Un examen plus profond de soi-même fera connaître à l’homme ce second Moi sous un jour nouveau. Quand on soumet souvent son existence passée, avec tout ce qu’on a vécu, à un examen rétrospectif, on fait une découverte singulière : et cette découverte apparaît sans cesse de plus d’importance, à mesure qu’on avance en âge. Lorsqu’on se demande : « Qu’ai-je fait ou dit à telle ou telle époque de ma vie ? » on constate que l’on a fait une foule de choses dont le sens n’apparaît que beaucoup plus tard dans l’existence. On a fait des choses, il y a six ou sept ans, il y a peut-être vingt ans, dont on se dit avec certitude : « C’est maintenant seulement, longtemps après, que mon intelligence s’est élevée jusqu’à la compréhension de ce que j’ai dit, ou fait à cette époque. » Beaucoup d’hommes ne parviennent jamais à ces découvertes, parce qu’ils ne s’en avisent pas.

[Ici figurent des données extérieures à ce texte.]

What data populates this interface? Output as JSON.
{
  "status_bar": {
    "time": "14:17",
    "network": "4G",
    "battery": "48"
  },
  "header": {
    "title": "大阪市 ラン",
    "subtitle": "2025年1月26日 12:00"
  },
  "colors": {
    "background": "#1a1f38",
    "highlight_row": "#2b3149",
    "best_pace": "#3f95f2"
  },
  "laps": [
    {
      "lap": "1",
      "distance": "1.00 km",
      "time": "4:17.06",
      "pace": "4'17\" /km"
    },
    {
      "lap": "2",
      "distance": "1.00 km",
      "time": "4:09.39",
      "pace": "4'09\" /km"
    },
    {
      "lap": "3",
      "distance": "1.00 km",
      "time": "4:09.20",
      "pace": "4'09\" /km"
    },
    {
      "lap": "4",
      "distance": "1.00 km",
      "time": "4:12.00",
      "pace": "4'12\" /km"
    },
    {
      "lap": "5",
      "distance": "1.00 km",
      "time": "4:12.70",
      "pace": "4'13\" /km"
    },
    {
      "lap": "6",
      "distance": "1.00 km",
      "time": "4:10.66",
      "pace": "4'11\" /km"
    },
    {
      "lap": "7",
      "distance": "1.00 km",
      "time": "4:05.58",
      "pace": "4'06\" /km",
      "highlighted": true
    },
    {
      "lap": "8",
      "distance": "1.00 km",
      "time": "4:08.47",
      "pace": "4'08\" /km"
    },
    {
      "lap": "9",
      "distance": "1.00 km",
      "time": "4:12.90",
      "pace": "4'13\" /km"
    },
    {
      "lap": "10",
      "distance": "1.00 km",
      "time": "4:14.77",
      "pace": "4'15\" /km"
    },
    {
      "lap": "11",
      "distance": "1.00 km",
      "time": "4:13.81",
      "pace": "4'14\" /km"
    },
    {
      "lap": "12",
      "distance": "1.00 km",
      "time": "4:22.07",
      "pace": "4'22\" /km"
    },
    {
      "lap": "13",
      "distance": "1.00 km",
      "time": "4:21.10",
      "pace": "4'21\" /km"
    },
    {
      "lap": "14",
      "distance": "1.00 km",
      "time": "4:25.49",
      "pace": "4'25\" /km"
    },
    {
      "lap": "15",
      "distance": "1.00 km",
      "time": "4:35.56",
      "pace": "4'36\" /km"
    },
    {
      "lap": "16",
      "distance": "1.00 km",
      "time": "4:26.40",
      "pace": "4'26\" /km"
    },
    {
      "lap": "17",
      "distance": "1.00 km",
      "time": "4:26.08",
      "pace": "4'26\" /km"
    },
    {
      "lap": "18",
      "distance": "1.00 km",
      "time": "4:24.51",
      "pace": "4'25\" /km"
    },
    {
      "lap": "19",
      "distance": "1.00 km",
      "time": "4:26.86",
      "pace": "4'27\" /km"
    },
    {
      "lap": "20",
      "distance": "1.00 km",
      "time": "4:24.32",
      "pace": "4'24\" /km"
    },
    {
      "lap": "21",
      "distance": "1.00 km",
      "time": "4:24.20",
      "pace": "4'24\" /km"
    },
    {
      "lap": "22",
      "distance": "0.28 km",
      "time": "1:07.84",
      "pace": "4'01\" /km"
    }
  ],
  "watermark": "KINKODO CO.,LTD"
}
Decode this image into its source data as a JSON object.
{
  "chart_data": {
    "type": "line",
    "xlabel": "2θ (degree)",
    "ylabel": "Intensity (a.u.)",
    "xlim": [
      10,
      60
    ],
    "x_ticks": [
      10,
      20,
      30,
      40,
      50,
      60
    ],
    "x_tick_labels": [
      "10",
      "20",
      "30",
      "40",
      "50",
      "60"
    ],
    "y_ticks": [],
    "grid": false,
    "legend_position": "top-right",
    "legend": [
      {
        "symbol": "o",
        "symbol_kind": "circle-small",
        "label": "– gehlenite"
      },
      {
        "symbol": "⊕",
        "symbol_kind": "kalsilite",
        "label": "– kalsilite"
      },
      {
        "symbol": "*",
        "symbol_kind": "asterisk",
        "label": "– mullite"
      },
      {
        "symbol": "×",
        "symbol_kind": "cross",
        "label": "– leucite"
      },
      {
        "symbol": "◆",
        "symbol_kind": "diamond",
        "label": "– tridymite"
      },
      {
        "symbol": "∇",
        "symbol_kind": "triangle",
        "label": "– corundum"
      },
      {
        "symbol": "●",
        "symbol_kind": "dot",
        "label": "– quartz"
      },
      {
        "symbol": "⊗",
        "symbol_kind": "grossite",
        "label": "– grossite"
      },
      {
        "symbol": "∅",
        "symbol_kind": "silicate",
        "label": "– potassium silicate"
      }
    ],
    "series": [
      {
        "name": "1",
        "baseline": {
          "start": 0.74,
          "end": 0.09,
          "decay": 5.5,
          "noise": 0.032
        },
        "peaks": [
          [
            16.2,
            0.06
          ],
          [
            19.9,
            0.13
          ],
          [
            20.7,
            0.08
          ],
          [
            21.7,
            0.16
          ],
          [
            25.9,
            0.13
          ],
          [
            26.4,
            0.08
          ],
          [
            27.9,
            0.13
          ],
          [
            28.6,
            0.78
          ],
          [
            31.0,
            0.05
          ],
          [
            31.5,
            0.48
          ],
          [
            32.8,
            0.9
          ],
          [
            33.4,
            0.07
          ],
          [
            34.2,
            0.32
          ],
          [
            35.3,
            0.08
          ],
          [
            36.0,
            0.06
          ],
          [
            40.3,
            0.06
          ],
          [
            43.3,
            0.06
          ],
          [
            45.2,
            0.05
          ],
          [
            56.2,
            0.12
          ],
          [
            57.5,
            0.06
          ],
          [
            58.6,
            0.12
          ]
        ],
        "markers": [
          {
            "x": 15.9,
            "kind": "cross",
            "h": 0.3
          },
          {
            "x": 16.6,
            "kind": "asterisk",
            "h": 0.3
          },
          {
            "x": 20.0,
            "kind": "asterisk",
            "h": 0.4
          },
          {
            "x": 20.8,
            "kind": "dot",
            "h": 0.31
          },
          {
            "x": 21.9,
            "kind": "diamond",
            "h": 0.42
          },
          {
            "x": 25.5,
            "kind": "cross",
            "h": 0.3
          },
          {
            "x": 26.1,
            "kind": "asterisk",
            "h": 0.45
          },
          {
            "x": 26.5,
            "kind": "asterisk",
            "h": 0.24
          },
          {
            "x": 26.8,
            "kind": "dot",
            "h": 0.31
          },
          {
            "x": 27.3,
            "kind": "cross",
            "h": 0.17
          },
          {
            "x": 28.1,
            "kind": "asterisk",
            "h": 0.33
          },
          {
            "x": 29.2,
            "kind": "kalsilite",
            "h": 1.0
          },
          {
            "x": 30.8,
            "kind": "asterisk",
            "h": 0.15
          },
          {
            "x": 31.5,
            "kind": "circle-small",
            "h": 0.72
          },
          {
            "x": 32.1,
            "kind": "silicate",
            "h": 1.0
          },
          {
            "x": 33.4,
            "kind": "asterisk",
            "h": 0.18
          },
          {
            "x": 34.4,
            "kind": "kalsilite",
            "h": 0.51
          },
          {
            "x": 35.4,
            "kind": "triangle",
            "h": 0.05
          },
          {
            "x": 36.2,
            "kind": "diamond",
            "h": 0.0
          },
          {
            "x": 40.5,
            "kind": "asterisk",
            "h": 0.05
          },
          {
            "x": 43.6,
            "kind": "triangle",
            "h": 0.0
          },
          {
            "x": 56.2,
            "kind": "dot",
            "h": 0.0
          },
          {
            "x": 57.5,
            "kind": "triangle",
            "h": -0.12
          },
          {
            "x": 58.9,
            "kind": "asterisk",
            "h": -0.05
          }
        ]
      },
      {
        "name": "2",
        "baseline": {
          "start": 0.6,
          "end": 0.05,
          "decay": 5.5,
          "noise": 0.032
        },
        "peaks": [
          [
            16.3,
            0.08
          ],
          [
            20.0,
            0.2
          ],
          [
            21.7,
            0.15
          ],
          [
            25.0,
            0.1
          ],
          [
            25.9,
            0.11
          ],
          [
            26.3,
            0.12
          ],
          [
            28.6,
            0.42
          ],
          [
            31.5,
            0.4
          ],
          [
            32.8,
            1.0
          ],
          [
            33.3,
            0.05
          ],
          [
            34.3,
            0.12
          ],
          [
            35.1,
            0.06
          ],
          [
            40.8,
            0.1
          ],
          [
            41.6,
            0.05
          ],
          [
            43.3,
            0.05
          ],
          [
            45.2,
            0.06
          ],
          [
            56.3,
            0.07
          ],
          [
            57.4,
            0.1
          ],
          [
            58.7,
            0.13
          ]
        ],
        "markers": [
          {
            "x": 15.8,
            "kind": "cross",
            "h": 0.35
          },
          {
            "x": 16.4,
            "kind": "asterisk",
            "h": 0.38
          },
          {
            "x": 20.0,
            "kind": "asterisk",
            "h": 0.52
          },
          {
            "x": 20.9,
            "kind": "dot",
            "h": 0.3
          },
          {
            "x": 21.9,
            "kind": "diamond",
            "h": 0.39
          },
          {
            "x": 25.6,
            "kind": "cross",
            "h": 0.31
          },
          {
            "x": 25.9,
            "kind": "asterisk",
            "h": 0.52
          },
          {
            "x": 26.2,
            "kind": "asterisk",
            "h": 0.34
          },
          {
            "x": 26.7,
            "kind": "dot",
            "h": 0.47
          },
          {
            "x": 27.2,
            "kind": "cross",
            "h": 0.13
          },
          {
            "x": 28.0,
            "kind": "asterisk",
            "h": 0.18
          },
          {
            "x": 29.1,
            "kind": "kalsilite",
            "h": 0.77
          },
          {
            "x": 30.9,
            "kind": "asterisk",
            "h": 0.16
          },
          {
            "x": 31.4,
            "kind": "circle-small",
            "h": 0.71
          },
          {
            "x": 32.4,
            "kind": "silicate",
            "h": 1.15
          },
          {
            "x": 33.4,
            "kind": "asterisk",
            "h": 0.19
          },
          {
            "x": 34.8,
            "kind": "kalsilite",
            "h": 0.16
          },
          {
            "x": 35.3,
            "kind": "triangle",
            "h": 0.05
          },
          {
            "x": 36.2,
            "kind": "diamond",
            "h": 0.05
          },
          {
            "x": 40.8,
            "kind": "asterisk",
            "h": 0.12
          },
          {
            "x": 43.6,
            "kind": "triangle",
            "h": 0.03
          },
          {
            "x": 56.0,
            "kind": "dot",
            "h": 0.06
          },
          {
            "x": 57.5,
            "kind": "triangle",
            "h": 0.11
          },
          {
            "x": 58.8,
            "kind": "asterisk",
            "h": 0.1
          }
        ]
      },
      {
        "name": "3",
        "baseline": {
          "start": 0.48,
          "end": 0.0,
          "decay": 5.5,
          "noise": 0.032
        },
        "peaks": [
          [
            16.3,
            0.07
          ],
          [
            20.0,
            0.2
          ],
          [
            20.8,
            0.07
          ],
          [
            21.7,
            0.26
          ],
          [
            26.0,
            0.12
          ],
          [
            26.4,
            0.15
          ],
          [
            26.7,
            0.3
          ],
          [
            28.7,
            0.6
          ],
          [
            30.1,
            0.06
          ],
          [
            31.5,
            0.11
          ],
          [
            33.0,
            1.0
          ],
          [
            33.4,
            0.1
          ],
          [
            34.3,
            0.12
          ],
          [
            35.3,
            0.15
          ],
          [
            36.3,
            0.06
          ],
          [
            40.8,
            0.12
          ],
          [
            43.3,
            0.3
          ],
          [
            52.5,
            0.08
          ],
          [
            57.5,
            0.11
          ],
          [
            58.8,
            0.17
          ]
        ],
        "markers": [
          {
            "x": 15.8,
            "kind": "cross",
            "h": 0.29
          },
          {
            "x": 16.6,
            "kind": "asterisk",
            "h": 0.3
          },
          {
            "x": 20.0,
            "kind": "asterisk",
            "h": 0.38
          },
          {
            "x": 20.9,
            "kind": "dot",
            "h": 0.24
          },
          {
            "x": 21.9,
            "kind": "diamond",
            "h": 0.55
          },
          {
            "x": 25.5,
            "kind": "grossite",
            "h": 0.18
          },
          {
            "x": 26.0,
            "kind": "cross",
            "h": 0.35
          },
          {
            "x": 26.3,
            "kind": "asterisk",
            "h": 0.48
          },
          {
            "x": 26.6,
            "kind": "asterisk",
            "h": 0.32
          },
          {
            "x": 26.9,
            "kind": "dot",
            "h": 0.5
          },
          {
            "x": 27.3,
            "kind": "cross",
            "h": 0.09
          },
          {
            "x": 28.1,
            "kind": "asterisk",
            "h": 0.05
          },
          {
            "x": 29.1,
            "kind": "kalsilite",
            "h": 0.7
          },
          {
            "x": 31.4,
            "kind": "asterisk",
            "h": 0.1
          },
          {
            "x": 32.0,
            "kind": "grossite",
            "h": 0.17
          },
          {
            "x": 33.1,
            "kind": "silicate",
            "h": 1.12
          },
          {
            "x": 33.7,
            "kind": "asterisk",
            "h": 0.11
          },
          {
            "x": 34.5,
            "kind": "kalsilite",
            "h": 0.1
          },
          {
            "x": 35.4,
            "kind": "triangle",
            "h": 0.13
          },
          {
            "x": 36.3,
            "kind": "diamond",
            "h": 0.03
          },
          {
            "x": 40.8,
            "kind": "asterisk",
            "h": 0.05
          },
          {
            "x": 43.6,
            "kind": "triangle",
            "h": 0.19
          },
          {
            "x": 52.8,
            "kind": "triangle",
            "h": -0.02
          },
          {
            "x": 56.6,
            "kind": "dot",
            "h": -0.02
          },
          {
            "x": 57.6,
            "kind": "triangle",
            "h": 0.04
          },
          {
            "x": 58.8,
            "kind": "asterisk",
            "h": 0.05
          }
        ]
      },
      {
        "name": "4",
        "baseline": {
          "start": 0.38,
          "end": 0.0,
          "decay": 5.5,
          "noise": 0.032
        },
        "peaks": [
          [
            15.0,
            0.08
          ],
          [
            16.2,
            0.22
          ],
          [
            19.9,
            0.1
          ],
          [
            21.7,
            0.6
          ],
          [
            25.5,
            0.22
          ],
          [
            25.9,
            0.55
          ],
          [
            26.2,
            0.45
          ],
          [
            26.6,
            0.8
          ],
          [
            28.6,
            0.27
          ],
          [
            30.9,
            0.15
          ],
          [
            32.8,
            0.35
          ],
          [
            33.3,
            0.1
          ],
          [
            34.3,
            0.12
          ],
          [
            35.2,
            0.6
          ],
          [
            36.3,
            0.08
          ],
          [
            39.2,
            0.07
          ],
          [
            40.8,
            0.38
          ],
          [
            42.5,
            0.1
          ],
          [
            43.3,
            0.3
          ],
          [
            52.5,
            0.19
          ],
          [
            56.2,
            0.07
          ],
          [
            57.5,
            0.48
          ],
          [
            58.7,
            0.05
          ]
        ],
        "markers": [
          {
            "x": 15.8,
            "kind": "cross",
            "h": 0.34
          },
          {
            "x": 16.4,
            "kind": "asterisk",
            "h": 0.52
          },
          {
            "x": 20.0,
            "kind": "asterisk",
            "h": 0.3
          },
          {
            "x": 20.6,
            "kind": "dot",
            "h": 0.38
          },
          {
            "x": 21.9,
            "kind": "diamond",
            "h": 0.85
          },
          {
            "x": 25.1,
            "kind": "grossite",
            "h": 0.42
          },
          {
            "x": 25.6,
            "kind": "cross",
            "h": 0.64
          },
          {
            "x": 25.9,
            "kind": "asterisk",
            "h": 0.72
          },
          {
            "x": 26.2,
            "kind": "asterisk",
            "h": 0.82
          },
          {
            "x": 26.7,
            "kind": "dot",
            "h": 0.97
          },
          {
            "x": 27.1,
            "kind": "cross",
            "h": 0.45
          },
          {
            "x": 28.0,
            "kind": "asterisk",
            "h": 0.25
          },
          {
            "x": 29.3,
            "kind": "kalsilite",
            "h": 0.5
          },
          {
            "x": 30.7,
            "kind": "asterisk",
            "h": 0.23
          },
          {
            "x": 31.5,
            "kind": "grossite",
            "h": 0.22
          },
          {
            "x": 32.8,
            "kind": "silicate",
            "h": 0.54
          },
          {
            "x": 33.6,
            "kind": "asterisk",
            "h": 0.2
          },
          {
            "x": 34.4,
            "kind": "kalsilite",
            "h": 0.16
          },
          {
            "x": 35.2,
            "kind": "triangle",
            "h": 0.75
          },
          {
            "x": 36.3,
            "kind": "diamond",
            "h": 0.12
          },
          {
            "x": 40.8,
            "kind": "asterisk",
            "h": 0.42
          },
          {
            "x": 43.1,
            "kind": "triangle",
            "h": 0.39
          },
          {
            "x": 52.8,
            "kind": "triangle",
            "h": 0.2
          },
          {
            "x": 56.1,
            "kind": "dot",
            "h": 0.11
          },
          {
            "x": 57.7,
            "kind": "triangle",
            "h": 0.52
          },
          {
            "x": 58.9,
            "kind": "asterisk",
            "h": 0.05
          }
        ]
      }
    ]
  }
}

Mais il est extraordinairement fructueux de faire souvent ces voyages d’exploration dans sa propre âme. Car lorsque l’homme se dit : « J’ai fait des choses dans les années passées que je commence à comprendre maintenant seulement, mon intelligence n’était pas mûre alors pour les comprendre. » Au moment même où l’homme fait cette découverte, son âme est traversée par la sensation suivante : il se sent comme blotti dans le sein d’une bonne Puissance, qui règne dans les profondeurs de son être ; il commence à avoir une confiance de plus en plus assurée dans cette vérité, que dans le sens le plus haut du mot, il n’est pas seul au monde et que ce qu’il comprend, ce dont il a conscience n’est, à vrai dire, qu’une toute petite part de ce qu’il accomplit dans l’univers."

(Extrait de Rudolf Steiner, Les guides spirituels de l’homme et de l’humanité, traduit de l’allemand avec l’autorisation de l’auteur par Jules Sauerwein, Éditions de l’Aube, Paris 1922).